Although we may be starting to plan our fall vacations, we are still in season for summer fruits. The Cherry or ‘Cerasum’ as it is referred to in Latin, is a fruit that has been consumed since prehistoric times and is a member of the plant species, genus prunus. It is recorded that Cherries were exported to Rome via expedition to modern- day Turkey dating back to 72 B.C.
The rounded, little fleshy fruits that gush open with tartly sweet juices are harvested during a very short growing season. In fact, Cherries are only grown in native temperate regions of the northern hemisphere, and are to be picked or shaken off of cherry trees. Since the prunus family cannot grow near any warm tropical regions, cherry seeds require exposure to cold temperature in order to germinate, that’s the reason why the pits are planted in autumn and don’t begin to emerge till the spring.

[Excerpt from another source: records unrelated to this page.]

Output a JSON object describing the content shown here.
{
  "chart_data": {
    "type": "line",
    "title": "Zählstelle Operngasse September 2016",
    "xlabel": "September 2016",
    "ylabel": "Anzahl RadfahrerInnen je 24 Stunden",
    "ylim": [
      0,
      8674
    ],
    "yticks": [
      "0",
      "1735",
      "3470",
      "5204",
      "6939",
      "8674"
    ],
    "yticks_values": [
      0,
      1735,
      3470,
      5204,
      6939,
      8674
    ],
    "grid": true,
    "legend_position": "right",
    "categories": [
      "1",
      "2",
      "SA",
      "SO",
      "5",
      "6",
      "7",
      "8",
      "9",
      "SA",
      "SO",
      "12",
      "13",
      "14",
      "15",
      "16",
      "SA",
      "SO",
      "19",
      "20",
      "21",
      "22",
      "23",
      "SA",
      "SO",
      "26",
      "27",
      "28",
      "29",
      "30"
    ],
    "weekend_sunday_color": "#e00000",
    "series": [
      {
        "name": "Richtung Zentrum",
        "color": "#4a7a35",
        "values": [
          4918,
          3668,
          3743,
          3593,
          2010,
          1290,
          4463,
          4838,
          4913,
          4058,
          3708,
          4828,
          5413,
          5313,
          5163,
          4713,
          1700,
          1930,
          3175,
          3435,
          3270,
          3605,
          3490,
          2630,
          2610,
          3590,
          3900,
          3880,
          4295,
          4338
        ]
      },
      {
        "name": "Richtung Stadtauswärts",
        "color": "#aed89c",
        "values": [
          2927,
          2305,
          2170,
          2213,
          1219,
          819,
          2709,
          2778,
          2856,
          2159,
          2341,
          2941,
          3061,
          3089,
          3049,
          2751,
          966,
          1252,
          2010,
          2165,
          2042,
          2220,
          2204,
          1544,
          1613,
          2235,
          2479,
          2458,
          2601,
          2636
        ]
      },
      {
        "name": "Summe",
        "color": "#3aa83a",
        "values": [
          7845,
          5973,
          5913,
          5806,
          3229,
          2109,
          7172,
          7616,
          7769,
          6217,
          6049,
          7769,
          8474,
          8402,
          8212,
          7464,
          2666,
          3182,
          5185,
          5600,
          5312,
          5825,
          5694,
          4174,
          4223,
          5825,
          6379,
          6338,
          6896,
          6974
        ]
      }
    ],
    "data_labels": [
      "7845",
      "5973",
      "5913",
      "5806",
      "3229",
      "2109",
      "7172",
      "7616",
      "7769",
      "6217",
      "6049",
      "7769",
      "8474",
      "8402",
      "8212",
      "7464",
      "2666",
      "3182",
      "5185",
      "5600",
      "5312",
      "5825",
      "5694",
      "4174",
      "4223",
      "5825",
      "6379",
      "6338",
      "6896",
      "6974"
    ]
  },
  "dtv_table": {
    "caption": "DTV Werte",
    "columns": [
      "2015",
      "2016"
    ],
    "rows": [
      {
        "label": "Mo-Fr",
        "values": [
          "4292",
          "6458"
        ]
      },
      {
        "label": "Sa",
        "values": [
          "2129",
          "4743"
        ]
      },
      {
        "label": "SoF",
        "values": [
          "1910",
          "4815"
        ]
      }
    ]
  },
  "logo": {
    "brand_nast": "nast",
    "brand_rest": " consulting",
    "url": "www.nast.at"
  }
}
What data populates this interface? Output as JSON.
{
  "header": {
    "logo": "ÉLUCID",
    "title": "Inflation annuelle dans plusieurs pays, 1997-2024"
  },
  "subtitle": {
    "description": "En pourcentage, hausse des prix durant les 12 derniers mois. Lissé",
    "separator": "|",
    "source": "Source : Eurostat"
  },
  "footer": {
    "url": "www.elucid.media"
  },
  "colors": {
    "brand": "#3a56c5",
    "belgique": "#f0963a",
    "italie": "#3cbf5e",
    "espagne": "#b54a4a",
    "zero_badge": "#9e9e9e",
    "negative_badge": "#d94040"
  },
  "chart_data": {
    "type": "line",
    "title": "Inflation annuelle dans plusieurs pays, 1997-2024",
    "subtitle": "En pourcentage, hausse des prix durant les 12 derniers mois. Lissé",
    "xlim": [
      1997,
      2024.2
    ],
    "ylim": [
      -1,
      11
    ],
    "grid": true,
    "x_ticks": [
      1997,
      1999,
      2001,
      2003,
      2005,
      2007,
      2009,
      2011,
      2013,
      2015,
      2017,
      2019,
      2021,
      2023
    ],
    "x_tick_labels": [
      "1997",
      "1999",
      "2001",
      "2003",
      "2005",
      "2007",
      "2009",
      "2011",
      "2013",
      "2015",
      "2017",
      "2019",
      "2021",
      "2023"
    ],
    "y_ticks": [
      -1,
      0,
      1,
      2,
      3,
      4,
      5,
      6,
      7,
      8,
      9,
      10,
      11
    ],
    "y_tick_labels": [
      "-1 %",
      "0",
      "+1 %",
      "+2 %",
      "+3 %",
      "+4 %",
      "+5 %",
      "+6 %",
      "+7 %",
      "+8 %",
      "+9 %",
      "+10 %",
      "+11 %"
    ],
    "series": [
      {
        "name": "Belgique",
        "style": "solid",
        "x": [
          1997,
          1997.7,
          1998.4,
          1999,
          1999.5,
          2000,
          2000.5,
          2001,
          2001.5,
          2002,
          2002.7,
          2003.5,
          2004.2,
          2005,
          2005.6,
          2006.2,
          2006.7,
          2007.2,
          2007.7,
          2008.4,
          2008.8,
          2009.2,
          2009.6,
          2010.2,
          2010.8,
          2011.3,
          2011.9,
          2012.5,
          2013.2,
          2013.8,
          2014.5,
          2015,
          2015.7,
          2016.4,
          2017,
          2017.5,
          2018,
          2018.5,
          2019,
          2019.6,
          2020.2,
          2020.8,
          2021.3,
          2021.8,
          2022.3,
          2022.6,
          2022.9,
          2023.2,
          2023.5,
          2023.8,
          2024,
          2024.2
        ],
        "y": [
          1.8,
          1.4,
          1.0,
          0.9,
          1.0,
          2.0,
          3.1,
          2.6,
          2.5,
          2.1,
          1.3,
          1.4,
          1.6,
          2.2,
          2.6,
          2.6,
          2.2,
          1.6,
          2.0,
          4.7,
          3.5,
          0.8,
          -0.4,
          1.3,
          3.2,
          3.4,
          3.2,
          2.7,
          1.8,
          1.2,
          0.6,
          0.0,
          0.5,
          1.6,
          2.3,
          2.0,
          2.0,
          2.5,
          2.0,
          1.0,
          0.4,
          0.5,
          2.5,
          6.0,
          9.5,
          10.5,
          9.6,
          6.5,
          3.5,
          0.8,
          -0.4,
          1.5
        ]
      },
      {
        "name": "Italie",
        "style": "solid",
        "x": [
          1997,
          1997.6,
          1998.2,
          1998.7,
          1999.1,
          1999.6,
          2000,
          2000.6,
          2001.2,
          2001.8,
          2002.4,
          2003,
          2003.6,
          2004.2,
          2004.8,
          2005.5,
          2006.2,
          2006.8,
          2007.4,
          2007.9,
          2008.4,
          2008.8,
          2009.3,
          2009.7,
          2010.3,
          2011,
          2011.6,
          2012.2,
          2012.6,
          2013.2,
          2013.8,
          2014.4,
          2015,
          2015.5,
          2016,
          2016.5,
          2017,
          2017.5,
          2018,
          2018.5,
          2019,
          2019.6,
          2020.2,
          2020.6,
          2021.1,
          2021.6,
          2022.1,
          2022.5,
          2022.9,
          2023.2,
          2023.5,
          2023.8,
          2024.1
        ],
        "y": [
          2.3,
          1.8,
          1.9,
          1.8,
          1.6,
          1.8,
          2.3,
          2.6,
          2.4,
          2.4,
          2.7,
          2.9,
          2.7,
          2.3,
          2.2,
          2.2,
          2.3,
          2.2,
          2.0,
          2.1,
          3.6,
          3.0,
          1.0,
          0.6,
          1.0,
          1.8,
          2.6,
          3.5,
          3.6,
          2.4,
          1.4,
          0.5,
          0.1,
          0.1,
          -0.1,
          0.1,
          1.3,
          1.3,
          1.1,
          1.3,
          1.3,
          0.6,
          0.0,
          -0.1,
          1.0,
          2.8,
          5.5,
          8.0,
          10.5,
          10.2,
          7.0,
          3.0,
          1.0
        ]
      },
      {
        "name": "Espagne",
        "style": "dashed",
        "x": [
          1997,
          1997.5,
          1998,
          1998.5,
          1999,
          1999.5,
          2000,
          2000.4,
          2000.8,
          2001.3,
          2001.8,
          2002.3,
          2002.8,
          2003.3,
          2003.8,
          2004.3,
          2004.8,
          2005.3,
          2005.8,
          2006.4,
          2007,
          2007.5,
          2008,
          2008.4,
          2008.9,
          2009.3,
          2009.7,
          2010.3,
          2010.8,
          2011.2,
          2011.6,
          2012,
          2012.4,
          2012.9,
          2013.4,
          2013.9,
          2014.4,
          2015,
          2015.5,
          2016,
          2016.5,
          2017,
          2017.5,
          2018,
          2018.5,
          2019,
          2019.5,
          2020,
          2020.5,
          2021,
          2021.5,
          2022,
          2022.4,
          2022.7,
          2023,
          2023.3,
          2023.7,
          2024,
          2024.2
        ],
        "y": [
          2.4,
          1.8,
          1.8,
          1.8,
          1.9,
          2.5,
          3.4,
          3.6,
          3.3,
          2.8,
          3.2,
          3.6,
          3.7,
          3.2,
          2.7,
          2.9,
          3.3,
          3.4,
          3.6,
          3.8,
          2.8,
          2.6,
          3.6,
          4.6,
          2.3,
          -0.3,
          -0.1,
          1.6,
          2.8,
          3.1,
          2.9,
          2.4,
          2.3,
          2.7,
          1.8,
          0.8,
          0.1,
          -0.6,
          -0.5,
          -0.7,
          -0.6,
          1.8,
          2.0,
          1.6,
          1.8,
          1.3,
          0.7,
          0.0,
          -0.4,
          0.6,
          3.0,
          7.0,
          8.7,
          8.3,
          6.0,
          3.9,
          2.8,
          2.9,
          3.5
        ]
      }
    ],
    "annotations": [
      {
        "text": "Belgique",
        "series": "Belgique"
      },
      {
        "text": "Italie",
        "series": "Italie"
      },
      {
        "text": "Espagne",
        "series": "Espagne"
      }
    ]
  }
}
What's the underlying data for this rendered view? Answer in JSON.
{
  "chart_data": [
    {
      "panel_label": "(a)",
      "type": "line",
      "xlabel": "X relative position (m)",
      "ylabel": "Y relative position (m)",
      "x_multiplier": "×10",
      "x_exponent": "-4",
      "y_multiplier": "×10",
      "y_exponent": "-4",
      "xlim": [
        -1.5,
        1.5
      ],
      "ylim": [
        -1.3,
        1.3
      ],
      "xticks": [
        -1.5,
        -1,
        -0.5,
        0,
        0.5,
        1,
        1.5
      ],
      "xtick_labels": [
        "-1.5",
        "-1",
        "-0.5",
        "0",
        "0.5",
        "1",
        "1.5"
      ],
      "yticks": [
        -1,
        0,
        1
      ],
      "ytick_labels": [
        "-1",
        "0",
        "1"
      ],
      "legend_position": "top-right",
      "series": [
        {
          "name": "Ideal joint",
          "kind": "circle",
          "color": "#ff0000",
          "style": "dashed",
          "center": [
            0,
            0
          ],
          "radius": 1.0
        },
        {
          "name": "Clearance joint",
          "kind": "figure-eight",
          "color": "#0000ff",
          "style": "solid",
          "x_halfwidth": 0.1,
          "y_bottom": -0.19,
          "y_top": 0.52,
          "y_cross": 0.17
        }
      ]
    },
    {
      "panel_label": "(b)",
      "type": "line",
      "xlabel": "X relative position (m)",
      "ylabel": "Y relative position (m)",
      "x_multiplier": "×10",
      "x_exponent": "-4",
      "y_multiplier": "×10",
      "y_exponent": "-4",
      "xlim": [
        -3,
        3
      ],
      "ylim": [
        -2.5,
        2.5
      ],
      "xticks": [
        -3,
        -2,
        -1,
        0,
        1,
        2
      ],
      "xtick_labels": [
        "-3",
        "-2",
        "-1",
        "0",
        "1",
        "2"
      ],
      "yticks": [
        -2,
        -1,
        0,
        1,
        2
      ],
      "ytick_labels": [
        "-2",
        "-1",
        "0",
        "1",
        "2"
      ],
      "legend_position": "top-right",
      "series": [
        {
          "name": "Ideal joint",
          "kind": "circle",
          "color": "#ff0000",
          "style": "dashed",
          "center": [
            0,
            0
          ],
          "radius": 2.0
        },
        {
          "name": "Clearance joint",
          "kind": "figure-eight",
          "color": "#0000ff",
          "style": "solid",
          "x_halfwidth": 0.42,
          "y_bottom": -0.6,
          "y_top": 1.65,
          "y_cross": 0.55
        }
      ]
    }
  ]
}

In the United States most of our Cherry crop is grown in states like: Montana, Washington, Oregon, California, New York, Wisconsin and Michigan. The Cherry made its way to America, when French settlers planted seeds near the Great Lakes and the St. Lawrence River.
Those small fruit lings, surprisingly house very low levels of fat, with only 77 Calories/per cup of ‘Sour Cherries.’ In addition, they have significant levels of nutrition, including: Melatonin (a hormone produced in the brain known to slow aging and lower body temperature, which helps fight insomnia and provides better sleep patterns); a unique grouping of antioxidants suspected to even help in preventing cancer; 26% Vitamin A; ‘Sweet Cherries’ can help balance blood pressure since they are loaded with potassium offsetting sodium levels; rich in beta carotene; Vitamin C and have been linked to lowering levels of uric acid, which in turn reduce swelling and the inflammation that can cause diseases like gout if untreated.